Thursday, October 6, 2011

How effective will the Social Innovation Fund prove to be in the long-run?

After reading the articles by Michelle Jolin, I was interested in learning more about the Obama Administration’s efforts to support social innovation and began looking into the Social Innovation Fund. I found that, in August, the Corporation for National and Community Service announced the newest set of recipients of the Social Innovation Fund’s competitive grant competition. (See news realease: http://www.nationalservice.gov/about/newsroom/releases_detail.asp?tbl_pr_id=2024) This year, the awards will go to five intermediaries focused on five different areas; supportive housing for people with complex needs, long-term affordable homeownership, obesity prevention and better nutrition among youth, increasing youth literacy rates, and early childhood learning efforts. What each of the proposals have in common is that (1) they are all working to expand, replicate, or scale efforts in these areas and (2) their efforts are not constrained to one location, but will focus on a number of different locations across geographic areas. In addition, the funds awarded to these initiatives have to be matched twice, leveraging $2 in private funding for every dollar of federal funding.
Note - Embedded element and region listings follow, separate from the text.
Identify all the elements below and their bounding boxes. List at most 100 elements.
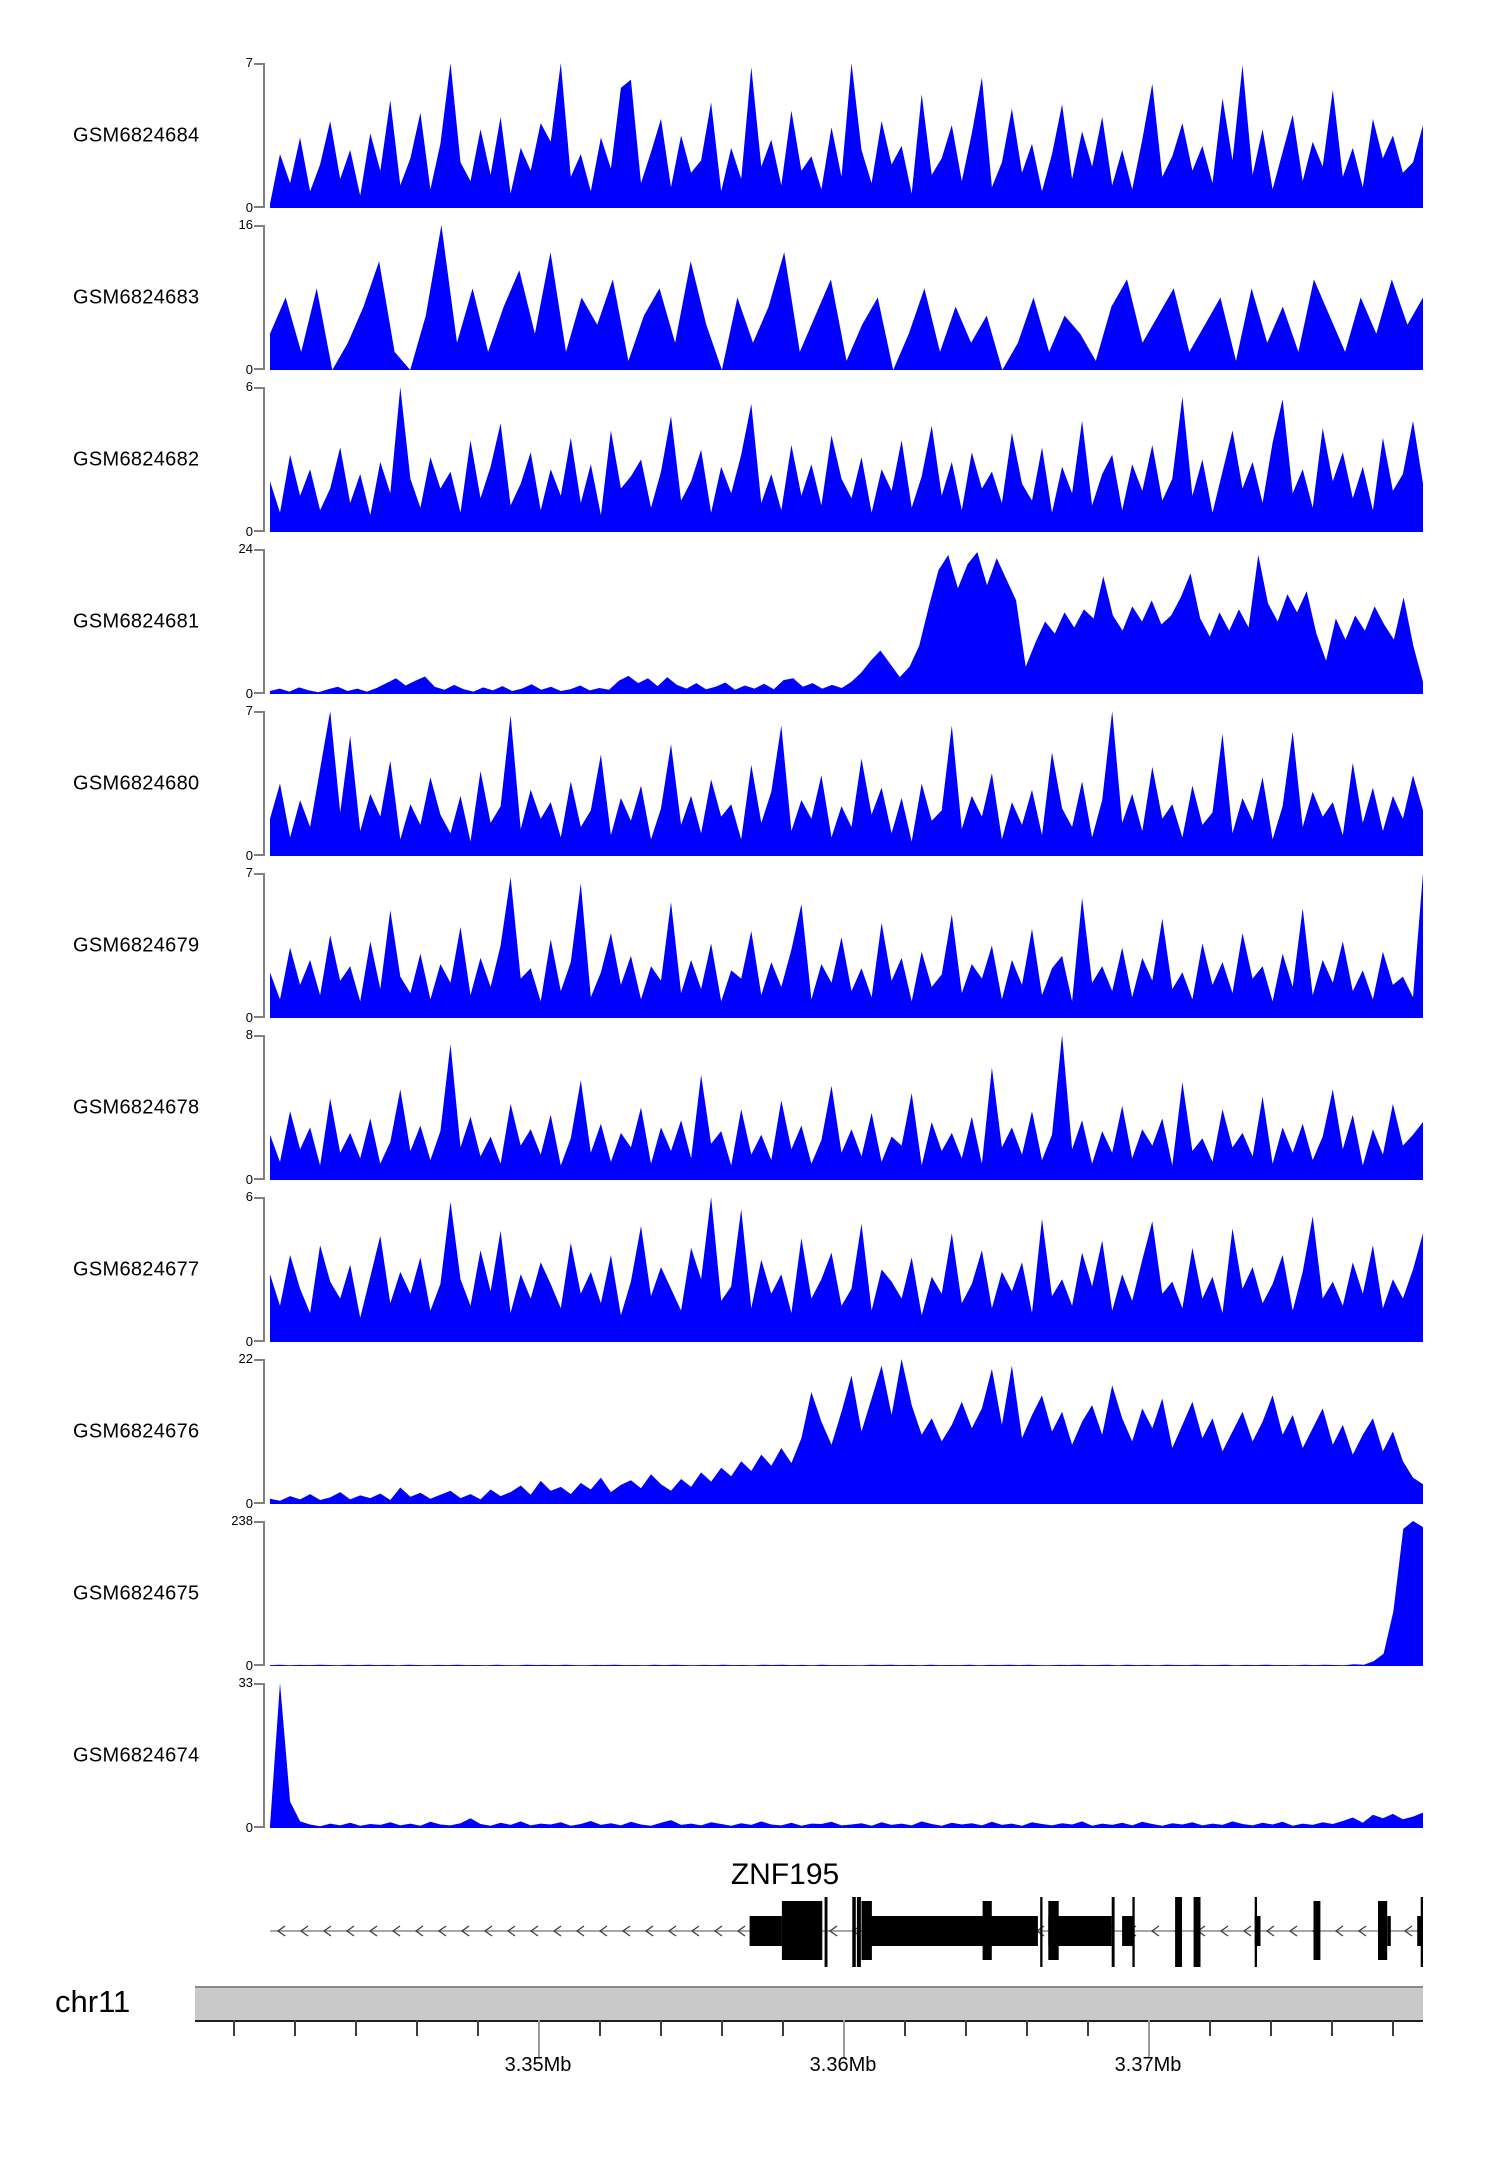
- axis-minor-tick: [1270, 2020, 1272, 2036]
- y-axis-top-tick: [254, 549, 264, 551]
- y-axis-max-label: 24: [238, 541, 253, 556]
- signal-track-row: GSM6824681 24 0: [0, 542, 1500, 701]
- y-axis-line: [263, 225, 265, 370]
- y-axis-line: [263, 1197, 265, 1342]
- axis-tick-label: 3.37Mb: [1114, 2054, 1182, 2076]
- axis-minor-tick: [416, 2020, 418, 2036]
- y-axis-bottom-tick: [254, 206, 264, 208]
- y-axis-line: [263, 1359, 265, 1504]
- y-axis-top-tick: [254, 1359, 264, 1361]
- exon-utr-box: [749, 1916, 782, 1946]
- axis-minor-tick: [1026, 2020, 1028, 2036]
- intron-direction-arrow-icon: [1334, 1925, 1344, 1937]
- axis-minor-tick: [782, 2020, 784, 2036]
- y-axis-max-label: 238: [231, 1513, 253, 1528]
- intron-direction-arrow-icon: [1288, 1925, 1298, 1937]
- y-axis-bottom-tick: [254, 1178, 264, 1180]
- y-axis-max-label: 7: [245, 865, 253, 880]
- y-axis-zero-label: 0: [245, 200, 253, 215]
- y-axis-zero-label: 0: [245, 1334, 253, 1349]
- signal-track-row: GSM6824680 7 0: [0, 704, 1500, 863]
- y-axis-max-label: 7: [245, 55, 253, 70]
- y-axis-top-tick: [254, 1035, 264, 1037]
- signal-track-row: GSM6824678 8 0: [0, 1028, 1500, 1187]
- signal-track-row: GSM6824682 6 0: [0, 380, 1500, 539]
- intron-direction-arrow-icon: [276, 1925, 286, 1937]
- intron-direction-arrow-icon: [713, 1925, 723, 1937]
- signal-track-row: GSM6824675 238 0: [0, 1514, 1500, 1673]
- exon-cds-box: [982, 1901, 992, 1960]
- intron-direction-arrow-icon: [529, 1925, 539, 1937]
- y-axis-zero-label: 0: [245, 362, 253, 377]
- y-axis-top-tick: [254, 63, 264, 65]
- y-axis-top-tick: [254, 1683, 264, 1685]
- track-sample-label: GSM6824677: [73, 1258, 200, 1280]
- intron-direction-arrow-icon: [1265, 1925, 1275, 1937]
- exon-utr-box: [1048, 1916, 1112, 1946]
- intron-direction-arrow-icon: [552, 1925, 562, 1937]
- exon-cds-box: [1378, 1901, 1388, 1960]
- y-axis-zero-label: 0: [245, 1172, 253, 1187]
- track-sample-label: GSM6824676: [73, 1420, 200, 1442]
- intron-direction-arrow-icon: [483, 1925, 493, 1937]
- coverage-area-chart: [270, 873, 1423, 1018]
- exon-tall-box: [1420, 1897, 1423, 1967]
- track-sample-label: GSM6824684: [73, 124, 200, 146]
- exon-tall-box: [1175, 1897, 1182, 1967]
- intron-direction-arrow-icon: [345, 1925, 355, 1937]
- y-axis-bottom-tick: [254, 1664, 264, 1666]
- y-axis-bottom-tick: [254, 530, 264, 532]
- exon-tall-box: [1193, 1897, 1201, 1967]
- y-axis-top-tick: [254, 1521, 264, 1523]
- exon-tall-box: [824, 1897, 828, 1967]
- track-sample-label: GSM6824675: [73, 1582, 200, 1604]
- coverage-area-chart: [270, 1683, 1423, 1828]
- track-sample-label: GSM6824680: [73, 772, 200, 794]
- y-axis-zero-label: 0: [245, 1820, 253, 1835]
- y-axis-max-label: 16: [238, 217, 253, 232]
- y-axis-bottom-tick: [254, 692, 264, 694]
- coverage-area-chart: [270, 552, 1423, 694]
- coverage-area-chart: [270, 711, 1423, 856]
- intron-direction-arrow-icon: [690, 1925, 700, 1937]
- y-axis-top-tick: [254, 387, 264, 389]
- exon-tall-box: [1040, 1897, 1043, 1967]
- axis-tick-label: 3.36Mb: [809, 2054, 877, 2076]
- y-axis-bottom-tick: [254, 1502, 264, 1504]
- y-axis-line: [263, 1035, 265, 1180]
- gene-name-label: ZNF195: [730, 1858, 840, 1891]
- y-axis-zero-label: 0: [245, 686, 253, 701]
- exon-cds-box: [1313, 1901, 1321, 1960]
- exon-cds-box: [781, 1901, 823, 1960]
- exon-cds-box: [861, 1901, 872, 1960]
- intron-direction-arrow-icon: [1219, 1925, 1229, 1937]
- axis-minor-tick: [1209, 2020, 1211, 2036]
- axis-minor-tick: [965, 2020, 967, 2036]
- axis-minor-tick: [1392, 2020, 1394, 2036]
- y-axis-line: [263, 711, 265, 856]
- axis-major-tick: [1148, 2020, 1150, 2058]
- y-axis-bottom-tick: [254, 1340, 264, 1342]
- y-axis-zero-label: 0: [245, 1010, 253, 1025]
- y-axis-bottom-tick: [254, 368, 264, 370]
- y-axis-zero-label: 0: [245, 1496, 253, 1511]
- exon-utr-box: [1122, 1916, 1133, 1946]
- track-sample-label: GSM6824679: [73, 934, 200, 956]
- y-axis-max-label: 6: [245, 1189, 253, 1204]
- intron-direction-arrow-icon: [391, 1925, 401, 1937]
- axis-major-tick: [843, 2020, 845, 2058]
- y-axis-line: [263, 63, 265, 208]
- chromosome-ideogram-bar: [195, 1986, 1423, 2022]
- intron-direction-arrow-icon: [437, 1925, 447, 1937]
- signal-track-row: GSM6824679 7 0: [0, 866, 1500, 1025]
- intron-direction-arrow-icon: [322, 1925, 332, 1937]
- exon-utr-box: [1387, 1916, 1391, 1946]
- intron-direction-arrow-icon: [667, 1925, 677, 1937]
- axis-minor-tick: [233, 2020, 235, 2036]
- axis-minor-tick: [660, 2020, 662, 2036]
- intron-direction-arrow-icon: [1150, 1925, 1160, 1937]
- coverage-area-chart: [270, 1035, 1423, 1180]
- exon-tall-box: [1254, 1897, 1257, 1967]
- y-axis-top-tick: [254, 1197, 264, 1199]
- exon-utr-box: [861, 1916, 1038, 1946]
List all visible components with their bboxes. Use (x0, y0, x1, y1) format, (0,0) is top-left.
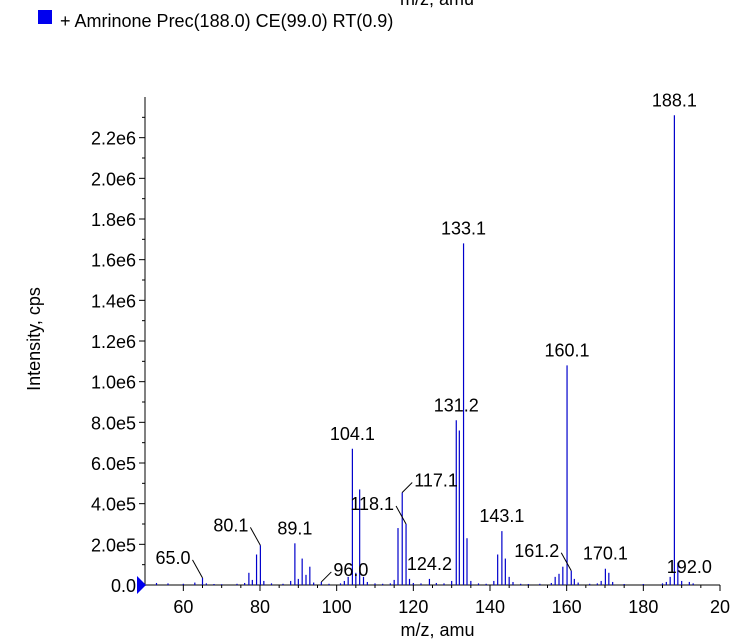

This program seems to be pretty well aligned with the vision presented in Michelle Jolin’s articles. The Social Innovation Fund brings together support from both the public and private sectors to expand efforts that have already proven successful on a smaller scale. This is only the second year of the Social Innovation Fund. I will be interested to see how effective it proves to be in the long run at supporting initiatives that tackle important social problems.